“If we lose that case, we will lose heavily” said Toyota in Delhi’s High Court. The judges had no sympathy for Toyota’s pleadings. Their decision might impact seriously on Toyota’s plans to market the Prius in 40 countries worldwide. As if Toyota doesn’t have enough problems with recalls and class action suits, now this:
The Delhi High Court is teaching Toyota a long needed lesson: A trademark is not a god given right. You must monitor your trademark and “vigorously defend” it against all infringers, lest you will lose it. Or not get it in the first place, as it is the case in India.

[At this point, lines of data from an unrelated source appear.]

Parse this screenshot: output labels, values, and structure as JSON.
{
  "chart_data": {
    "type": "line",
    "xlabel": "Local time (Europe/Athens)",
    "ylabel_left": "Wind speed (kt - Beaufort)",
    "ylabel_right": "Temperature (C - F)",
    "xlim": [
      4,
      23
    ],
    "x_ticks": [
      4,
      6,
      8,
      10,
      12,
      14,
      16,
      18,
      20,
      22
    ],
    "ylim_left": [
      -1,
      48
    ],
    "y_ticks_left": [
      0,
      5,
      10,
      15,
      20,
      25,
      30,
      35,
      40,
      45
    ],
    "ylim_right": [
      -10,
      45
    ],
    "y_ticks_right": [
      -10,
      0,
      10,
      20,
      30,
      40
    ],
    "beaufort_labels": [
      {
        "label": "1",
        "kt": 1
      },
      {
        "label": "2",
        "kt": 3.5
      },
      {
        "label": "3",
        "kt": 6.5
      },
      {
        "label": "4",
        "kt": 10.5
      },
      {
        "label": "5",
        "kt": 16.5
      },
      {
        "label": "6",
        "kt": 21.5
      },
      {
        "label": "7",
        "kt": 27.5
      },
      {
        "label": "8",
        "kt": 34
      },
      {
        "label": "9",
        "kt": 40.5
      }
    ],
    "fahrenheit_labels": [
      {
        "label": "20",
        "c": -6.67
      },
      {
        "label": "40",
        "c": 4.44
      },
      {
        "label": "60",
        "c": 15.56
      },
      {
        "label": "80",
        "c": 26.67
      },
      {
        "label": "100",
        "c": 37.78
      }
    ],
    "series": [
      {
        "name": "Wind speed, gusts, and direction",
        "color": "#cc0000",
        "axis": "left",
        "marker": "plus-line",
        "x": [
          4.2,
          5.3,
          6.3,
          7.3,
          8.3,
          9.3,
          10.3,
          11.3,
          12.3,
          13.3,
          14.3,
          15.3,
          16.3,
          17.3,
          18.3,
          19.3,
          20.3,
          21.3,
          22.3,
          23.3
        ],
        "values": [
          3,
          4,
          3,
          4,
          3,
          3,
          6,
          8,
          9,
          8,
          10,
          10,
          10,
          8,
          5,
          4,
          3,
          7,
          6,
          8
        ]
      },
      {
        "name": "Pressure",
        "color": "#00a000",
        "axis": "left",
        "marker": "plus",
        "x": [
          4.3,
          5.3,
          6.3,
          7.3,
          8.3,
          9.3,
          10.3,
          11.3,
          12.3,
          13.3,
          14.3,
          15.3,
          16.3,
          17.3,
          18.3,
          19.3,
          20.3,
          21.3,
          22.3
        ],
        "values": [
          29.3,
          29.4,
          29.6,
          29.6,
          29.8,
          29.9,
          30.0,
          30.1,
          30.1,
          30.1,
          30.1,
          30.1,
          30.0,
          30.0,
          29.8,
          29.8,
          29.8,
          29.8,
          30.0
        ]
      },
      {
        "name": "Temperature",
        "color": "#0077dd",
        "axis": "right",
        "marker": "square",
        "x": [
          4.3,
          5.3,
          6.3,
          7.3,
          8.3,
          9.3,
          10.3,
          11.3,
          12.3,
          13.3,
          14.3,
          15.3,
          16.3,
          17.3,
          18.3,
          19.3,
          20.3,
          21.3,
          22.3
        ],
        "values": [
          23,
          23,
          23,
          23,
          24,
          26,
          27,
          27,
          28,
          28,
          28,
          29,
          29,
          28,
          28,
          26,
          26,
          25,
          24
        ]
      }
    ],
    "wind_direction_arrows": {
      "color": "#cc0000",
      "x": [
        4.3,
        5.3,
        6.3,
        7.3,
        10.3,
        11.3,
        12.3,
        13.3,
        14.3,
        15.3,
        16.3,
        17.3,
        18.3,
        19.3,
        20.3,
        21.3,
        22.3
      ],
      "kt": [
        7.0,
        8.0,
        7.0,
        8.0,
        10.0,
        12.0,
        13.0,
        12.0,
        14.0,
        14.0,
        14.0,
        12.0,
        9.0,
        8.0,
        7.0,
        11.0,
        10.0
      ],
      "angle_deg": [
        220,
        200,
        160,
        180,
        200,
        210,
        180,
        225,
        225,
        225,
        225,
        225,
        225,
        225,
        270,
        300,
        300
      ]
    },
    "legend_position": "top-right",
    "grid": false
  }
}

Eight years ago, Prius Auto Industries, a maker of “automobile accessories, bumper grills, bumper guards, side beeding (sic) and head lamp accessories” did set up shop in Delhi. They properly registered Prius as a trademark. As there was nobody else in India who had that mark, they received it, used it, and lived happily ever after. Until …
Toyota showed their Prius at the Delhi Auto Expo, Jan 5th to 11th. Then it dawned on them that a little known manufacturer of side beeding had the Prius name. Toyota also had bad (or greedy) lawyers. They should have told Toyota that Toyota has no case. India is a “first to file” country. When Prius Auto Industries filed, there was no prior Prius in India, and Toyota did not object.

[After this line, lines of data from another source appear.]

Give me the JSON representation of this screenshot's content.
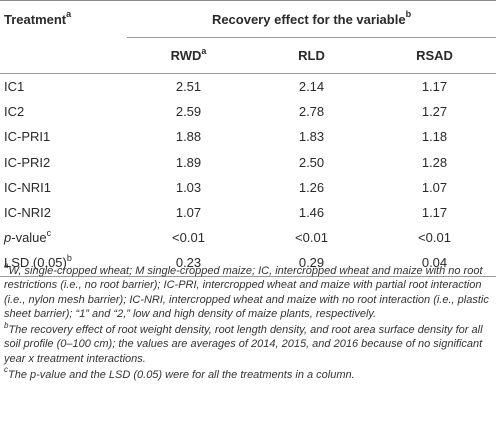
{
  "table": {
    "header": {
      "treatment": "Treatment",
      "treatment_sup": "a",
      "group": "Recovery effect for the variable",
      "group_sup": "b",
      "columns": [
        {
          "label": "RWD",
          "sup": "a"
        },
        {
          "label": "RLD",
          "sup": ""
        },
        {
          "label": "RSAD",
          "sup": ""
        }
      ]
    },
    "rows": [
      {
        "label": "IC1",
        "label_italic": "",
        "label_rest": "",
        "sup": "",
        "values": [
          "2.51",
          "2.14",
          "1.17"
        ]
      },
      {
        "label": "IC2",
        "label_italic": "",
        "label_rest": "",
        "sup": "",
        "values": [
          "2.59",
          "2.78",
          "1.27"
        ]
      },
      {
        "label": "IC-PRI1",
        "label_italic": "",
        "label_rest": "",
        "sup": "",
        "values": [
          "1.88",
          "1.83",
          "1.18"
        ]
      },
      {
        "label": "IC-PRI2",
        "label_italic": "",
        "label_rest": "",
        "sup": "",
        "values": [
          "1.89",
          "2.50",
          "1.28"
        ]
      },
      {
        "label": "IC-NRI1",
        "label_italic": "",
        "label_rest": "",
        "sup": "",
        "values": [
          "1.03",
          "1.26",
          "1.07"
        ]
      },
      {
        "label": "IC-NRI2",
        "label_italic": "",
        "label_rest": "",
        "sup": "",
        "values": [
          "1.07",
          "1.46",
          "1.17"
        ]
      },
      {
        "label": "",
        "label_italic": "p",
        "label_rest": "-value",
        "sup": "c",
        "values": [
          "<0.01",
          "<0.01",
          "<0.01"
        ]
      },
      {
        "label": "LSD (0.05)",
        "label_italic": "",
        "label_rest": "",
        "sup": "b",
        "values": [
          "0.23",
          "0.29",
          "0.04"
        ]
      }
    ]
  },
  "footnotes": [
    {
      "sup": "a",
      "text": "W, single-cropped wheat; M single-cropped maize; IC, intercropped wheat and maize with no root restrictions (i.e., no root barrier); IC-PRI, intercropped wheat and maize with partial root interaction (i.e., nylon mesh barrier); IC-NRI, intercropped wheat and maize with no root interaction (i.e., plastic sheet barrier); “1” and “2,” low and high density of maize plants, respectively."
    },
    {
      "sup": "b",
      "text": "The recovery effect of root weight density, root length density, and root area surface density for all soil profile (0–100 cm); the values are averages of 2014, 2015, and 2016 because of no significant year x treatment interactions."
    },
    {
      "sup": "c",
      "text": "The p-value and the LSD (0.05) were for all the treatments in a column."
    }
  ]
}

Therefore, “The Delhi High Court has rejected Toyota Motors claim to exclusive trademark right over the name ‘PRIUS’ for launching a new car in India,” as India’s Tribune reports.

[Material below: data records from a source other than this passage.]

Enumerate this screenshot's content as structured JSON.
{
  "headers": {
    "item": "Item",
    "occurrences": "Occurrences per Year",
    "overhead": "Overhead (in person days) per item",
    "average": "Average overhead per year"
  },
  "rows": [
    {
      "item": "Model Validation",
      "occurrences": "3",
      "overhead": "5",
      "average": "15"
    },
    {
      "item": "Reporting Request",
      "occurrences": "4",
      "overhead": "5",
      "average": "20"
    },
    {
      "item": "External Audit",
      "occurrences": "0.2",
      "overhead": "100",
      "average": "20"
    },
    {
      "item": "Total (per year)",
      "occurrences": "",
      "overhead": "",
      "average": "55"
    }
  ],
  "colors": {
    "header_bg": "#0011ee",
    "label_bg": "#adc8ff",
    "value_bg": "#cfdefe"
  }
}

The court also tut-tutted Toyota for approaching the court “six years after Prius Auto Industries got its trademark registered and started its sales,” reports The Hindu. The court was especially unsympathetic to Toyota’s plight because “Toyota slept over the matter and idled over it for a long period,” as the ruling reads. The court also intimated that Toyota should have known better, because Prius Auto Industries has grown into a big company with large orders from companies such as General Motors, Hyundai and Mahindra and Mahindra.
Moral: If you register a mark, research it carefully, in all the markets you want to use it, especially in growth markets such as China and India, which, coincidentally, both follow the “first to file” doctrine. Many others, such as Mexico, do the same. A lot of whining about trademark infringement comes from the misunderstanding of the difference between “first to use” and “first to file.” Another reason for pain is lack of monitoring of the “first to file” countries. If you are too lazy or too stingy to register your mark in these countries, then you should at least monitor trademark applications there and object if something comes too close.
The court thinks that the buyer of Toyota’s spare parts will not get confused with the products of the Prius Auto Industries and will not be deceived into believing that their side beeding is from Toyota. As far as India goes, Toyota must be content with living as Prius inter pares. Or find another name. Priapus maybe?